« on: April 30, 2008, 11:45:02 PM »
I'm one more question on one take-home exam away from being a 3L (thank God), so I don't really qualify, but what the hell...
I completely agree that outlining is vastly overrated. If you take good notes in class (not stenography, but listening to what the professor says and writing down the important stuff)(the more Socratic the professor, the harder this is) then that should be all you need to study for the final. Read it, know it, put tabs on it by topic so you can find it in a hurry. I wish I could get back all the hours I spent outlining as a 1L, what a complete waste of time.
Even so, in required classes, it's good to have an outline. But not yours - get a good one from a 2L or 3L. One of the best reasons to get involved in organizations (and pick one, maybe two, and get involved - you won't have time for more than that) is so that you can meet upperclassmen who had your professors last year or the year before. They are gold mines of information and good outlines. Go through it, tab it just like you did with your class notes, and know how to find the stuff in it.
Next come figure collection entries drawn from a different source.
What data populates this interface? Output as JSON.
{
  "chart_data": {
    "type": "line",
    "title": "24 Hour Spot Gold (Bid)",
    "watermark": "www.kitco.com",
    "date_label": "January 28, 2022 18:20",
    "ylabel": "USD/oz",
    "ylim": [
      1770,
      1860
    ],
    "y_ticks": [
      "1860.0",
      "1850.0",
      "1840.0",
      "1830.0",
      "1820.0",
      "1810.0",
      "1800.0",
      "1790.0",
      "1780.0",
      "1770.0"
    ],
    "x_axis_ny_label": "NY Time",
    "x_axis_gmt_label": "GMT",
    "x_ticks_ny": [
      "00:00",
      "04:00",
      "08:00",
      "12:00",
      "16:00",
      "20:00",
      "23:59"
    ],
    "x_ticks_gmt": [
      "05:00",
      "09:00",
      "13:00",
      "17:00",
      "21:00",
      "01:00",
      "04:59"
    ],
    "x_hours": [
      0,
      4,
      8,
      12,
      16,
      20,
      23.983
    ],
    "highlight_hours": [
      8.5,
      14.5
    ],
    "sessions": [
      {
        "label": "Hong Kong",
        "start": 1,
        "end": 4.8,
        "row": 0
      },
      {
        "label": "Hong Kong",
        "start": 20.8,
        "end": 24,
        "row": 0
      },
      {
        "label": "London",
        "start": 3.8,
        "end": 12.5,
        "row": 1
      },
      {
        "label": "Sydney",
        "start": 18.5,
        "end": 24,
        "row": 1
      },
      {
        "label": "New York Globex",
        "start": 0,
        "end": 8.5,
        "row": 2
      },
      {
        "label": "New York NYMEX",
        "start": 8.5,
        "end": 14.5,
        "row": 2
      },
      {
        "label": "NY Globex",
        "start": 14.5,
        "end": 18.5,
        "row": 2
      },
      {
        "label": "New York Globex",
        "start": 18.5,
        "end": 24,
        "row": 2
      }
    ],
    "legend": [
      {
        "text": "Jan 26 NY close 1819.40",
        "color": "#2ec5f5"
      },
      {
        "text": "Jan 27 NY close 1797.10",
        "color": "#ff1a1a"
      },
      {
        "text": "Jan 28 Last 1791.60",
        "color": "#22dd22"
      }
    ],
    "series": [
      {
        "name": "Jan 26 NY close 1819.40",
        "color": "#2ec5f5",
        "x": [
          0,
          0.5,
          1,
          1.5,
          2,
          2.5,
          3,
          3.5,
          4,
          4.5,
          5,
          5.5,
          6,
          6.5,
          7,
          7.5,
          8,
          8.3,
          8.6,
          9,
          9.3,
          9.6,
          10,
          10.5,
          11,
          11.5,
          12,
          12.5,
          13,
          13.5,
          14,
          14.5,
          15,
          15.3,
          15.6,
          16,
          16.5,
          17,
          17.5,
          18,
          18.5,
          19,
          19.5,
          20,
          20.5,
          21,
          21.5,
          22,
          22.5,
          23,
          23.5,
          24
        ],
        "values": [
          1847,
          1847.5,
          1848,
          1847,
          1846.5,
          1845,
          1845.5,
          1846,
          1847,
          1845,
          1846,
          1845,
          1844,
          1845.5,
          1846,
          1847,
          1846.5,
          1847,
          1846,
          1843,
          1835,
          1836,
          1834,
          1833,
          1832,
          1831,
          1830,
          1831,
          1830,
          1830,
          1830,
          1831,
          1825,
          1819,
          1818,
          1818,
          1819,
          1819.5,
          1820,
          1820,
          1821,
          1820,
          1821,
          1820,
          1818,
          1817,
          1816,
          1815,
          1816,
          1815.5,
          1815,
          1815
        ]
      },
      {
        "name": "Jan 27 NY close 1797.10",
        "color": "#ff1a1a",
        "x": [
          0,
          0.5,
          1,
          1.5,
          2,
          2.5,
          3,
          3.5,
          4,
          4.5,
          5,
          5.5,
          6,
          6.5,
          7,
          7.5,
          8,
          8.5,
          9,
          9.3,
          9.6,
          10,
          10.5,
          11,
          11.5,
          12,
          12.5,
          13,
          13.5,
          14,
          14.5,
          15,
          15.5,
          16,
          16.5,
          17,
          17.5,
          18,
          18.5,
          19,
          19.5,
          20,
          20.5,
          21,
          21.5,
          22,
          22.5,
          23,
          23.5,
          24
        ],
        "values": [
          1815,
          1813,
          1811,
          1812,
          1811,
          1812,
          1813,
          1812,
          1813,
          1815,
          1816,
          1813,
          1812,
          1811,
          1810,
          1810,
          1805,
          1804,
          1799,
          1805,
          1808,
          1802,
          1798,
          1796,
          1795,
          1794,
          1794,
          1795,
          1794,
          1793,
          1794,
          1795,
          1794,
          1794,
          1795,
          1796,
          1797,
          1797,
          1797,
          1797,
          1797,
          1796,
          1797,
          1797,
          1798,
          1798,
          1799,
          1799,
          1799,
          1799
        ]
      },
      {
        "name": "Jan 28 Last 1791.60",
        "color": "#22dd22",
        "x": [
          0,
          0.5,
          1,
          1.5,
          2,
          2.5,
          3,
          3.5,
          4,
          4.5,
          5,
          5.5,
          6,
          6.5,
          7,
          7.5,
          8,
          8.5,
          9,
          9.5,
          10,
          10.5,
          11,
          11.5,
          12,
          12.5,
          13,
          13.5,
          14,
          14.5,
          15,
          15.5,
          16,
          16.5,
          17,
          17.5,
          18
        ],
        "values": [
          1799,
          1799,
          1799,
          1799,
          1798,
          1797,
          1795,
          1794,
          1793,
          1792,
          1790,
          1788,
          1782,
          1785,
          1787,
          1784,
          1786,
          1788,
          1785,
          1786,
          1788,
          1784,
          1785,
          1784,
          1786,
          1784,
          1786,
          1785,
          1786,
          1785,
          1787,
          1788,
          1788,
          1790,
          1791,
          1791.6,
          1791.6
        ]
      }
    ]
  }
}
Hornbooks are your best friend. My wife - who got her JD years ago - recommended them to me and I blew her off, thinking that I'd never have time to read them in addition to all the reading I was doing for class. I wised up this year - get a good hornbook for your class (ask the professor which one he recommends, that's usually a good suggestion) and stick it on the shelf. If you get confused about something during the semester, pull it out and look it up and you probably won't be confused any more. When you are preparing for the exam, read the sections that address the topics you covered in class and use them to supplement the notes that you took in class. The hornbook will tell you what the correct tests are for each issue - that should already be in your notes, but more than once I discovered that I'd written it down wrong when I was getting it in class, or I'd mixed something up. Buy them used online, but don't get editions that are too old (believe it or not, the law does evolve over the years even in the hoary old core subjects).
Don't be a butthead. There's really nothing to be gained by acting like a jerk, so be nice. It will pay dividends down the road.
Share your notes.
Find a passion for something, whether it is journal, moot court, mock trial, a club, whatever. Volunteer. Be a leader in it. It will be a pain in the ass more often than not, but it will help keep you sane.
Get the hell out of the law school as often as possible.
Get to know the deans, professors, and staff. Say hello. Make conversation. The time will come when you will want to ask them for favors, and it will help if you know them and they know you. You don't have as much control over your grades as you'd like to think you do, but you have lots of control over your reputation. In the long run, your reputation will get you a lot farther than your law school grades will. Start working on it now. You'll be glad you did, and it really doesn't take any effort.
Try to see the humor in things. Remember that almost everything that happens in law school has an element of the absurd to it. If you can keep smiling at that, it'll help you get through it with your sanity intact.
Eat good food. But not too much of it.
If you have to go up or down one floor, take the stairs.
Go outside and look at the stars every now and then.
Try to keep your house/apartment/room relatively neat. You'll feel more organized if the things that surround you look organized.
When you get a chance, take useful classes. Try to avoid classes with closed-book exams.
There's more, but I'm going to finish this exam if it kills me. Best of luck next year to all.